Populisme selalu menjadi aib politik yang berulang kali digunakan oleh para politisi dalam pemilihan umum (pemilu). Kenapa hal ini tidak bisa kita hindari?
Pemilihan Presiden 2024 (Pilpres 2024) sudah di depan mata. Obrolan-obrolan di pinggir jalan pun saat ini sudah ramai dengan gunjang gunjing calon presiden (capres) mana yang akan menjadi pemimpin kita. Yess, mulai dari para remaja sampai pedagang asongan, mereka turut berpatisipasi dalam diskursus demokrasi yang begitu seru.
Namun, meskipun Pilpres 2024 terlihat akan menampilkan beberapa pemain baru, tidak sedikit orang-orang yang justru pesimis pilpres nanti akan membawa perubahan yang signifikan. Terlebih lagi, terkait bagaimana para capres akan berkampanye untuk memenangkan kompetisi politik tersebut.

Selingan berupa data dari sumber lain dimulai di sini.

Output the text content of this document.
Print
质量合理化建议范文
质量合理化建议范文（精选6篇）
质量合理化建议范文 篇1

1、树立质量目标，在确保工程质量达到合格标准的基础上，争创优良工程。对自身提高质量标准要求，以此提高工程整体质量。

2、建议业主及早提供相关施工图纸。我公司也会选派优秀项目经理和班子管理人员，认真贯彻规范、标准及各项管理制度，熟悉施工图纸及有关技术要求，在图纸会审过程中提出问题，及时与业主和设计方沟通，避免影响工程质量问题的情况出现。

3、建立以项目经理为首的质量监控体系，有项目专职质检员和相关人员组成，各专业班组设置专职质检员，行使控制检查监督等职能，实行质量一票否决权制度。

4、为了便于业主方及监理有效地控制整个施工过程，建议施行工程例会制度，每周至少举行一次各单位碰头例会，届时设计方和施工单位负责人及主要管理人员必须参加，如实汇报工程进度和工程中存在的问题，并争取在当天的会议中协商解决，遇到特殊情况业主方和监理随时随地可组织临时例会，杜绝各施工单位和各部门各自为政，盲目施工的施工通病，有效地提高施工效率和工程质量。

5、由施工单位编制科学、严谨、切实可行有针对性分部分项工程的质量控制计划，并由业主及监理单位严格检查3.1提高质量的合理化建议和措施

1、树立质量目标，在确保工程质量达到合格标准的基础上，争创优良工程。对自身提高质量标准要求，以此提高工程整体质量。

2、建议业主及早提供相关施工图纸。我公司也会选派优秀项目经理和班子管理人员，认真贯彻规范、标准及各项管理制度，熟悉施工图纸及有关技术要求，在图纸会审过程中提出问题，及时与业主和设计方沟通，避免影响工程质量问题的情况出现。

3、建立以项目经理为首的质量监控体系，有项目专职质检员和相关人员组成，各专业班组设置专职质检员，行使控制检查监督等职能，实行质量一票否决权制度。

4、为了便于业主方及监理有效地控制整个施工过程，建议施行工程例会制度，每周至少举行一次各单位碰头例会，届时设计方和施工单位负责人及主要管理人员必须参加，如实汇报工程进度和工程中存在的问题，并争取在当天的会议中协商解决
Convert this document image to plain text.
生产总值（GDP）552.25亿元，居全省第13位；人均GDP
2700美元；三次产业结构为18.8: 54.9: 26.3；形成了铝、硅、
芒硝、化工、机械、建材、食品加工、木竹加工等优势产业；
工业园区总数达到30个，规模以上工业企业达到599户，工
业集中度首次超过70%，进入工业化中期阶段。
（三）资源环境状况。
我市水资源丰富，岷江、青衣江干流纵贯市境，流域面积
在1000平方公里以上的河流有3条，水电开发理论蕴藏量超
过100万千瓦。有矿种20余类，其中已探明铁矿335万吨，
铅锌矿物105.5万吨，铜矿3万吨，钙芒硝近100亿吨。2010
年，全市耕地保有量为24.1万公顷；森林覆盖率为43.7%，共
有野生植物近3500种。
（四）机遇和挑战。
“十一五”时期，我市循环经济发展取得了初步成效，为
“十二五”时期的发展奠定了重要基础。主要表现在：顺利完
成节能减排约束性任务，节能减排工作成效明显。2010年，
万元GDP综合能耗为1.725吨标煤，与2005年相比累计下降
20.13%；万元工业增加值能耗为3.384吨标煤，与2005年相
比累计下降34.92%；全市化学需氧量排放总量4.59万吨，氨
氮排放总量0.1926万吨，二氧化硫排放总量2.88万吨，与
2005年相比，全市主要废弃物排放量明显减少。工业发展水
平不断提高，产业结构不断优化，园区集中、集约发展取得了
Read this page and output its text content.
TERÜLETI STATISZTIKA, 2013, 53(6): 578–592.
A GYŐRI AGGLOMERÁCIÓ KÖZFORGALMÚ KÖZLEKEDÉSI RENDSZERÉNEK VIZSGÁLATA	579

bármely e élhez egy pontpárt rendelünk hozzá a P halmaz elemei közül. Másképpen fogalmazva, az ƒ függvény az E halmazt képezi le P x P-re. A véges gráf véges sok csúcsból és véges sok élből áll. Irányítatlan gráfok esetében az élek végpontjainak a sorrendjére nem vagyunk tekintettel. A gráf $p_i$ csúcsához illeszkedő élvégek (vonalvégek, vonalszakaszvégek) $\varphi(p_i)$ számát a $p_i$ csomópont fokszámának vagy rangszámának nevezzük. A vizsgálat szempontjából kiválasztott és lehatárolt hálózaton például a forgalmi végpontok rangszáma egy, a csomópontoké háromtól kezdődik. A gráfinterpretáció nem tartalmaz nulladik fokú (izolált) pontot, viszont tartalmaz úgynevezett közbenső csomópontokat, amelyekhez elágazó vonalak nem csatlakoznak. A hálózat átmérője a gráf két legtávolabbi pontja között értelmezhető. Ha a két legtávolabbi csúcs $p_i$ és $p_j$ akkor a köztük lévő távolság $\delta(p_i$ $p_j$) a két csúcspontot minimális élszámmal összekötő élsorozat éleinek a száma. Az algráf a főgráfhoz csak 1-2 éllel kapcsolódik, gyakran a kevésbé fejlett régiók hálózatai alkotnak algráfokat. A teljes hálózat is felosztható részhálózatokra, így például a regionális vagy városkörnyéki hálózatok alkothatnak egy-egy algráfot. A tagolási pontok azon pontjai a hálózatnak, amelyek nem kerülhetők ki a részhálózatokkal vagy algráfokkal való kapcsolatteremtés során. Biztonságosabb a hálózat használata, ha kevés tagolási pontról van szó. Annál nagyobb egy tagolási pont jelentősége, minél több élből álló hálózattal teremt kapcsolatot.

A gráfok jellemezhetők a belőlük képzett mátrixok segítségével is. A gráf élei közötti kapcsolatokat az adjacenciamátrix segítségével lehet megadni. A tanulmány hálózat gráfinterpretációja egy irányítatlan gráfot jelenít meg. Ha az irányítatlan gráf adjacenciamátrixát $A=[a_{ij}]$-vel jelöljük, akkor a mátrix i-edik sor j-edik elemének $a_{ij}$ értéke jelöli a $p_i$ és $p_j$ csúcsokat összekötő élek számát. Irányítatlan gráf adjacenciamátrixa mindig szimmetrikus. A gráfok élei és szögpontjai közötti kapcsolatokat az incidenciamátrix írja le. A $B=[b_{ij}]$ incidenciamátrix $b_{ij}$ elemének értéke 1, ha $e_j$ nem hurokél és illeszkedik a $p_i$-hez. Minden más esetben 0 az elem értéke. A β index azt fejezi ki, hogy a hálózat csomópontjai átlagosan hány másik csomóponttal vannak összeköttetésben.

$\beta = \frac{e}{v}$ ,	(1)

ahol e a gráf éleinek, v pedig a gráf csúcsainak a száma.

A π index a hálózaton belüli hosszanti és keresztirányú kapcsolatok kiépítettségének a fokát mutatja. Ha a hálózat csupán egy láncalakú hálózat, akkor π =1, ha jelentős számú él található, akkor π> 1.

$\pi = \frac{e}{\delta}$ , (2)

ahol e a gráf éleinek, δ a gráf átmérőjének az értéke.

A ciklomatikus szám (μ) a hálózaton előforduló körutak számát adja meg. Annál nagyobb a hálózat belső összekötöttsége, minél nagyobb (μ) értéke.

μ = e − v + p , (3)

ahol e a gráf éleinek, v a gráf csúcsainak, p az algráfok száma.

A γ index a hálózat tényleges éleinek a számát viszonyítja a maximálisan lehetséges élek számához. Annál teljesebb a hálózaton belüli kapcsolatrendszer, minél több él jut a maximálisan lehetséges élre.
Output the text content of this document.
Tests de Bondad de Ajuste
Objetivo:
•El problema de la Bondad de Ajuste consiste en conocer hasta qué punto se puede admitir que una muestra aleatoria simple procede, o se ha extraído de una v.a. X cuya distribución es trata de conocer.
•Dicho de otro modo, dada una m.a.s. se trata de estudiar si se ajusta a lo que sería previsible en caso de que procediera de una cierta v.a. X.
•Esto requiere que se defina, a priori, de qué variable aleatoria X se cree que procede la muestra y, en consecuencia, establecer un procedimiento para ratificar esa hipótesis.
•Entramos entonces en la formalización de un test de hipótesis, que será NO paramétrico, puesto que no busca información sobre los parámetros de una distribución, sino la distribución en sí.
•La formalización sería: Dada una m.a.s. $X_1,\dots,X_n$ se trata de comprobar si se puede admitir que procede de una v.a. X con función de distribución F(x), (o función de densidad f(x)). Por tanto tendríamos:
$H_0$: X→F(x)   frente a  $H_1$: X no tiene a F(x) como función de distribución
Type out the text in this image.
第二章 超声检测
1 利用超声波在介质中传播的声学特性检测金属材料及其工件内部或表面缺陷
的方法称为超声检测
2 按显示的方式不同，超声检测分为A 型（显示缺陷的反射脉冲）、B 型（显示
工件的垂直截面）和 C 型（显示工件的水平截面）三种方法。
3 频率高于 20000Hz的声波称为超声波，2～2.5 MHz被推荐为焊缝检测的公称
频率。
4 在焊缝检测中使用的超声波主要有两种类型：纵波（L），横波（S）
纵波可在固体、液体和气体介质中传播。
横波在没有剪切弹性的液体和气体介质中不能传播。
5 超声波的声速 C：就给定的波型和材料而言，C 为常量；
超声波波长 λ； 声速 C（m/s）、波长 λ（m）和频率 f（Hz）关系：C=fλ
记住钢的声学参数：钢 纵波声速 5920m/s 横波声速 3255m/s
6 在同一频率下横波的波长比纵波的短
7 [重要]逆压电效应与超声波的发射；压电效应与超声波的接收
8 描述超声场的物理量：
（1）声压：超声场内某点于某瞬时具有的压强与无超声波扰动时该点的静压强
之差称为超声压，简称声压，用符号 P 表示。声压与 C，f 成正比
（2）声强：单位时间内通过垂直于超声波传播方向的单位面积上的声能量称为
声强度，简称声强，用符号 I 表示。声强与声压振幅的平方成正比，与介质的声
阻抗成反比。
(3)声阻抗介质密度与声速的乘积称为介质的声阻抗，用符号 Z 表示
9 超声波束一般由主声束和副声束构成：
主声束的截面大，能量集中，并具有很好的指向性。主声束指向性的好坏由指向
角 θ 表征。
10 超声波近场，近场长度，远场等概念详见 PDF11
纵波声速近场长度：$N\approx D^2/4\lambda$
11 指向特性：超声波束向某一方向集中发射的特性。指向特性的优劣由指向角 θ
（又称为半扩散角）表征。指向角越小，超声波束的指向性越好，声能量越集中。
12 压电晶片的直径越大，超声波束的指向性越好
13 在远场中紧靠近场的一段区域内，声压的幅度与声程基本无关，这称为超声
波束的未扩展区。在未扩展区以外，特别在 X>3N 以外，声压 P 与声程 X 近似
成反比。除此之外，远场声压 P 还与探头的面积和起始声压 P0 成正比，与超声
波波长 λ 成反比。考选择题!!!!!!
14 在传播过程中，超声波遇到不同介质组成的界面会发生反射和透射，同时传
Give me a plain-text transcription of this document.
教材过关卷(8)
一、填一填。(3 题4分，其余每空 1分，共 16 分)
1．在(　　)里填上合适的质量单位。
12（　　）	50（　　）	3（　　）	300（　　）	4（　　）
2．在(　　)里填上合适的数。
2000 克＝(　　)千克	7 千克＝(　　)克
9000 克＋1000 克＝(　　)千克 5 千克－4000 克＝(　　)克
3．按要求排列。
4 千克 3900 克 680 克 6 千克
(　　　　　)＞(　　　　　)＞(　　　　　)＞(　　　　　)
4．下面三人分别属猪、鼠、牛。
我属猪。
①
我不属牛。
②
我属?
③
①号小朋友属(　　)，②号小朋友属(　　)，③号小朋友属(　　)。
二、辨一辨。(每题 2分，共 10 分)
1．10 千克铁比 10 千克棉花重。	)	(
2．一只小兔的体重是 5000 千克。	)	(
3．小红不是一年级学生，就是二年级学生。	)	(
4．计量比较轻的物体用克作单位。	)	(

Sebagai contoh, kalau kita melihat kolom komentar di beberapa postingan akun Instagram @pinterpolitik, kita akan menemukan cukup banyak orang yang berkomentar “nyinyir”, menyindir calon yang satu akan kembali berkampanye menggunakan politik identitas, atau calon yang satu lagi akan berkampanye menggunakan narasi “wong cilik”, yang dianggap sudah basi.
Well, singkatnya, orang-orang tersebut mengkhawatirkan Pilpres 2024 nanti akan kembali penuh dengan nuansa populisme, yakni sebuah pendekatan politik yang dengan sengaja menyebut membawa kepentingan rakyat, dan seringkali dilawankan dengan kepentingan kelompok-kelompok elite.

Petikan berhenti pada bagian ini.